One of the most powerful tools to express and reinforce the theme of a movie on a poster is typography. A skilled typographer will carefully make decisions about:
- typeface/font-family
- typeface classification (serif, sans-serif, etc.)
- font-sizes
- letter casing (uppercase, lowercase, etc.)***
- font-weights (normal, bold, etc.)
- font styles (regular/normal/italic)
Whether you’re working on a movie poster, a book cover, a food label, or something else, your typographic formatting decisions should be based on the context of the task at hand.

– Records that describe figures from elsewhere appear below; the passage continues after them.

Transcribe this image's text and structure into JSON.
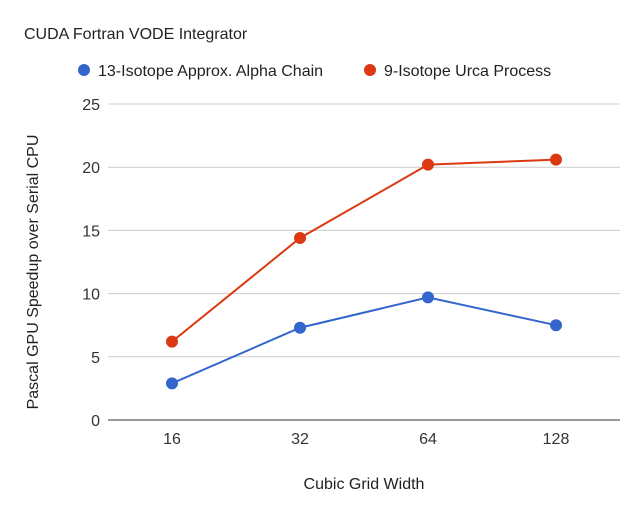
{
  "chart_data": {
    "type": "line",
    "title": "CUDA Fortran VODE Integrator",
    "xlabel": "Cubic Grid Width",
    "ylabel": "Pascal GPU Speedup over Serial CPU",
    "categories": [
      "16",
      "32",
      "64",
      "128"
    ],
    "ylim": [
      0,
      25
    ],
    "yticks": [
      0,
      5,
      10,
      15,
      20,
      25
    ],
    "grid": true,
    "legend": "top",
    "series": [
      {
        "name": "13-Isotope Approx. Alpha Chain",
        "color": "#3366cc",
        "values": [
          2.9,
          7.3,
          9.7,
          7.5
        ]
      },
      {
        "name": "9-Isotope Urca Process",
        "color": "#dc3912",
        "values": [
          6.2,
          14.4,
          20.2,
          20.6
        ]
      }
    ]
  }
}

Letterspacing is just one, but a powerful element of typography:
Can you feel the difference?
Feelings aside, consider this: Uppercase text, in general, is already harder to read than normal case text, because the symmetric and proportionate structure that letters get from using this letter case type, make it hard to distinguish individual letters in a word — especially in a sentence or paragraph.
In summary:
- For the sake of reader-friendliness use uppercase text sparingly. It can work well for titles or short headings, but not for whole sentences or paragraphs.
- As a rule of thumb uppercase/all caps text benefit from getting a little bit, sometimes a lot, of spacing between letters to make the text easier to digest.
- Text tends to be more aesthetically pleasing when it doesn’t look like you glued the letters together. Visuals matter.
- Sometimes tight tracking/letterspacing is exactly the right fit.
It’s not black and white. Context is key.